Tucker Carlson: We've Done Such a Thorough Job of Dividing Society Into the Educated Class and Non-Educated Class We've Destroyed Most Bonds of Compassion and Fellow-Feeling Between Them
Hitting a note I've hit myself once or twice before.
To the extent that Carlson’s on-air commentary these days is guided by any kind of animating idea, it is perhaps best summarized as a staunch aversion to whatever his right-minded neighbors believe. The country has reached a point, he tells me, where the elite consensus on any given issue should be "reflexively distrusted.""Look, it's really simple," Carlson says. "The SAT 50 years ago pulled a lot of smart people out of every little town in America and funneled them into a small number of elite institutions, where they married each other, had kids, and moved to an even smaller number of elite neighborhoods. We created the most effective meritocracy ever."
"But the problem with the meritocracy," he continues, is that it "leeches all the empathy out of your society... The second you think that all your good fortune is a product of your virtue, you become highly judgmental, lacking empathy, totally without self-awareness, arrogant, stupid--I mean all the stuff that our ruling class is."
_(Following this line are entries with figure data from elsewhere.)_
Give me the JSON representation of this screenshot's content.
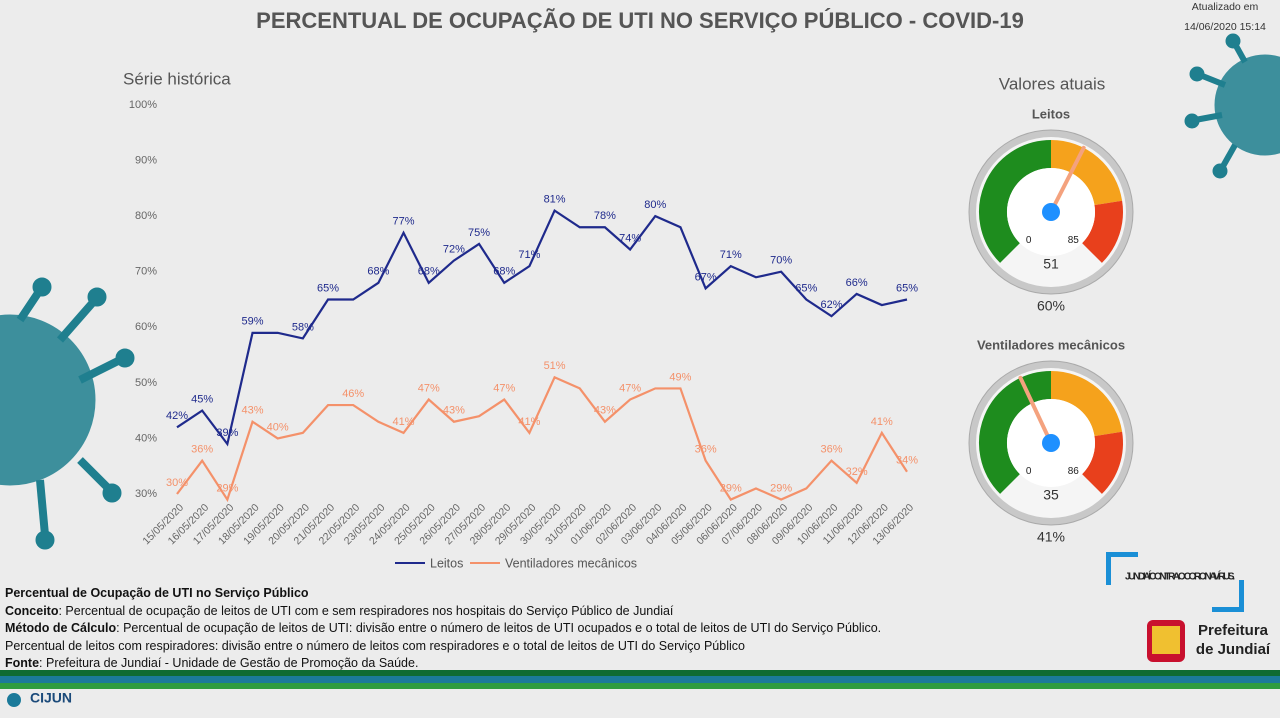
{
  "header": {
    "title": "PERCENTUAL DE OCUPAÇÃO DE UTI NO SERVIÇO PÚBLICO - COVID-19",
    "updated_label": "Atualizado em",
    "updated_at": "14/06/2020 15:14"
  },
  "sections": {
    "history": "Série histórica",
    "current": "Valores atuais"
  },
  "chart_data": [
    {
      "type": "line",
      "categories": [
        "15/05/2020",
        "16/05/2020",
        "17/05/2020",
        "18/05/2020",
        "19/05/2020",
        "20/05/2020",
        "21/05/2020",
        "22/05/2020",
        "23/05/2020",
        "24/05/2020",
        "25/05/2020",
        "26/05/2020",
        "27/05/2020",
        "28/05/2020",
        "29/05/2020",
        "30/05/2020",
        "31/05/2020",
        "01/06/2020",
        "02/06/2020",
        "03/06/2020",
        "04/06/2020",
        "05/06/2020",
        "06/06/2020",
        "07/06/2020",
        "08/06/2020",
        "09/06/2020",
        "10/06/2020",
        "11/06/2020",
        "12/06/2020",
        "13/06/2020"
      ],
      "series": [
        {
          "name": "Leitos",
          "color": "#1f2a8c",
          "values": [
            42,
            45,
            39,
            59,
            59,
            58,
            65,
            65,
            68,
            77,
            68,
            72,
            75,
            68,
            71,
            81,
            78,
            78,
            74,
            80,
            78,
            67,
            71,
            69,
            70,
            65,
            62,
            66,
            64,
            65
          ],
          "value_labels": [
            "42%",
            "45%",
            "39%",
            "59%",
            null,
            "58%",
            "65%",
            null,
            "68%",
            "77%",
            "68%",
            "72%",
            "75%",
            "68%",
            "71%",
            "81%",
            null,
            "78%",
            "74%",
            "80%",
            null,
            "67%",
            "71%",
            null,
            "70%",
            "65%",
            "62%",
            "66%",
            null,
            "65%"
          ]
        },
        {
          "name": "Ventiladores mecânicos",
          "color": "#f4916a",
          "values": [
            30,
            36,
            29,
            43,
            40,
            41,
            46,
            46,
            43,
            41,
            47,
            43,
            44,
            47,
            41,
            51,
            49,
            43,
            47,
            49,
            49,
            36,
            29,
            31,
            29,
            31,
            36,
            32,
            41,
            34
          ],
          "value_labels": [
            "30%",
            "36%",
            "29%",
            "43%",
            "40%",
            null,
            null,
            "46%",
            null,
            "41%",
            "47%",
            "43%",
            null,
            "47%",
            "41%",
            "51%",
            null,
            "43%",
            "47%",
            null,
            "49%",
            "36%",
            "29%",
            null,
            "29%",
            null,
            "36%",
            "32%",
            "41%",
            "34%"
          ]
        }
      ],
      "ylim": [
        30,
        100
      ],
      "yticks": [
        {
          "value": 30,
          "label": "30%"
        },
        {
          "value": 40,
          "label": "40%"
        },
        {
          "value": 50,
          "label": "50%"
        },
        {
          "value": 60,
          "label": "60%"
        },
        {
          "value": 70,
          "label": "70%"
        },
        {
          "value": 80,
          "label": "80%"
        },
        {
          "value": 90,
          "label": "90%"
        },
        {
          "value": 100,
          "label": "100%"
        }
      ],
      "grid": false,
      "legend": "bottom"
    },
    {
      "type": "gauge",
      "title": "Leitos",
      "value": 51,
      "range": [
        0,
        85
      ],
      "percent": 60,
      "percent_label": "60%"
    },
    {
      "type": "gauge",
      "title": "Ventiladores mecânicos",
      "value": 35,
      "range": [
        0,
        86
      ],
      "percent": 41,
      "percent_label": "41%"
    }
  ],
  "notes": {
    "heading": "Percentual de Ocupação de UTI no Serviço Público",
    "items": [
      {
        "label": "Conceito",
        "text": ": Percentual de ocupação de leitos de UTI com e sem respiradores nos hospitais do Serviço Público de Jundiaí"
      },
      {
        "label": "Método de Cálculo",
        "text": ": Percentual de ocupação de leitos de UTI: divisão entre o número de leitos de UTI ocupados e o total de leitos de UTI do Serviço Público. Percentual de leitos com respiradores: divisão entre o número de leitos com respiradores e o total de leitos de UTI do Serviço Público"
      },
      {
        "label": "Fonte",
        "text": ": Prefeitura de Jundiaí - Unidade de Gestão de Promoção da Saúde."
      }
    ]
  },
  "logos": {
    "campaign": "JUNDIAÍ CONTRA O CORONAVÍRUS.",
    "prefeitura_1": "Prefeitura",
    "prefeitura_2": "de Jundiaí",
    "cijun": "CIJUN"
  }
}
Carlson recounts, with some amusement, how he saw these attitudes surface in his neighbors’ response to Trump’s victory. He recalls receiving a text message on election night from a stunned Democratic friend declaring his intention to flee the country with his family. Carlson replied by asking if he could use their pool while they were gone.
"I mean people were, like, traumatized," he says. And yet, in the months since then, "no one I know has learned anything. There's been no moment of reflection...It's just, 'This is what happens when you let dumb people vote.'" Carlson finds this brand of snobbery particularly offensive: "Intelligence is not a moral category. That’s what I find a lot of people in my life assume. It’s not. God doesn’t care how smart you are, actually."
I'd go further than that, and agree with Megan McArdle and Instapundit that while the New Mandarins are good at a very limited number of cognitive functions, they are sorely lacking in crucial ones, the ability to reject received wisdom among one of the most important.
Those who have the most ego invested in the skill of repeating what Teacher has told them are naturally going to be very averse to suggesting the heresy that Teacher might be wrong.